Ruminations

Blog dedicated primarily to randomly selected news items; comments reflecting personal perceptions

Monday, July 23, 2018

Trivializing Inconstancy

"I think a lot of times people are quite floored when they see a 75-year-old who wants a divorce. In my personal experience, I would say that grey divorces are becoming a lot more prevalent."
"I appears that people are living longer, and there is a shift from the age groups for divorces."
"Maybe initially they believed that this was the right person. And as you grow older, you may grow apart. And so the way they see it is ... I have less in front than there is behind so I need to focus on what's left of my life and really maximizing my happiness."
Diane Isaac, family lawyer, Shulman Law Firm, Toronto

"If we have a 30-year marriage, it's not that we have ten years left, but we may be only halfway through that marriage."
"People are looking at that and saying 'I have a long way to go and do I necessarily want to continue in an unhappy relationship?"
Eva Sachs, Mutual Solutions mediation service

"They weren't in the same position that my mother would have been, who didn't have any financial security outside the family [pre-two-earner families]."
"Millennials are less likely to divorce and there is a trend among millennials now to be more focused around planning their relationships, so writing co-habitation agreements, pre-nuptial agreements."
"And it could be because they are the children of divorce, they've seen a lot."
Marion Korn, co-founder, Mutual Solutions

Once the legal liberalization of divorce laws -- now ancient history -- occurred, divorce rates ratcheted up to the point where at the present time almost fifty percent of marriages over time, with or without children, end in divorce.Those who consider themselves experts in the field have their theories which, for the most part sound trite and superficial. Perhaps the most obvious and realistic explanation is expectations and failures relating to those expectations which are likely fixed within social constructs of everlasting love bypassing that human emotions and intimate relations are complex beyond expectations.

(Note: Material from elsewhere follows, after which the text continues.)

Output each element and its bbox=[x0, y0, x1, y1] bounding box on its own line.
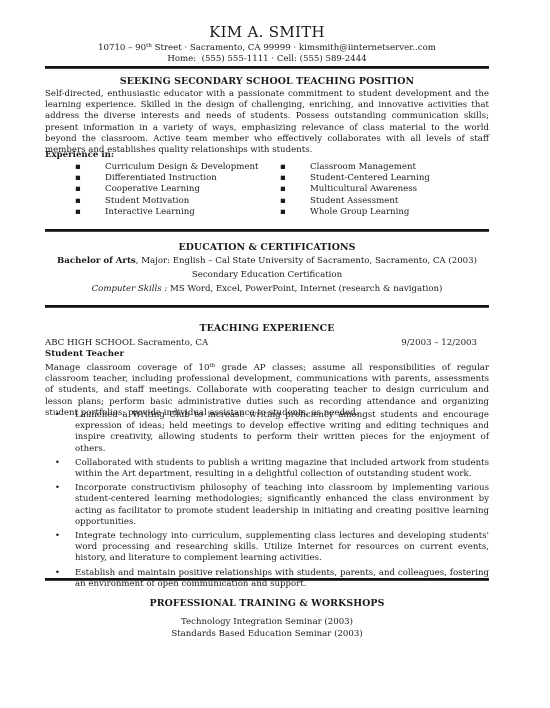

Aided and abetted by emotional immaturity and love that fails to go deep enough to exemplify what love truly is, that one cares about another human being not with the passion of a sexual relationship without context, but a sexual relationship complementing a deep and abiding concern for the well-being of that other and yes, placing that other person's well-being, satisfaction with life and happiness above one's own in that their emotional state is critical to the satisfaction of one's own. Health and happiness flow from a generous, not a selfish love.

That being been said, people will be people. And as such it is beyond the capacity of most people not to place their self-interest first, failing to recognize that their self-interest lies in the fulfillment of sharing a love with someone you plan to live with for the foreseeable future in a mutual engagement of trust, respect, friendship and shared aspirations. Free and open communication and due appreciation of the attributes that the other brings to the relationship is critical to its success. Self-absorption rings the death knell of any marriage.

The 1980s seems to have been the apex of divorce which some researchers believe is now descending in numbers. At the same time a new trend appears to be developing among older married couples who have decided for reasons, obviously, of their own to sunder a marriage of long standing. This may go beyond the old canard of couples hanging in until their children are old enough to manage on their own, then splitting. These are marriages of thirty years' duration and longer. They've been dubbed 'silver splitters' and 'diamond divorcees'.

Boomers in the United States, Australia, India and the United Kingdom are now, it would appear, distinguishing themselves by seeking in greater numbers, to end long-term marriages. In Canada, the median age for divorce rose between 1991 and 2008 for men from 38.3 to 44 years; women from 35.7 to 41 years. According to the Shulman Law firm, its own experience with numbers for the past decade led them to believe that grey divorce is steadily rising. In 2010 clients of 50 and over represented 10% of their business. Now however, that same demographic "constitutes approximately 40 percent".

Although the age group of 60 and over remains the minority of cases they see, that demographic has nearly doubled over the past decade. Divorce experts are linking the rise of elderly divorces to the fact that people are living longer, realizing a gain of about 20 years between 1921 and 2005, where life expectancy rose from 58.8 to 79 years for men and from 50.5 to 82.7 years for women. Older people examining their marriages now discard 'Can I manage on my own?' to adapt to an 'Am I happy?' self query.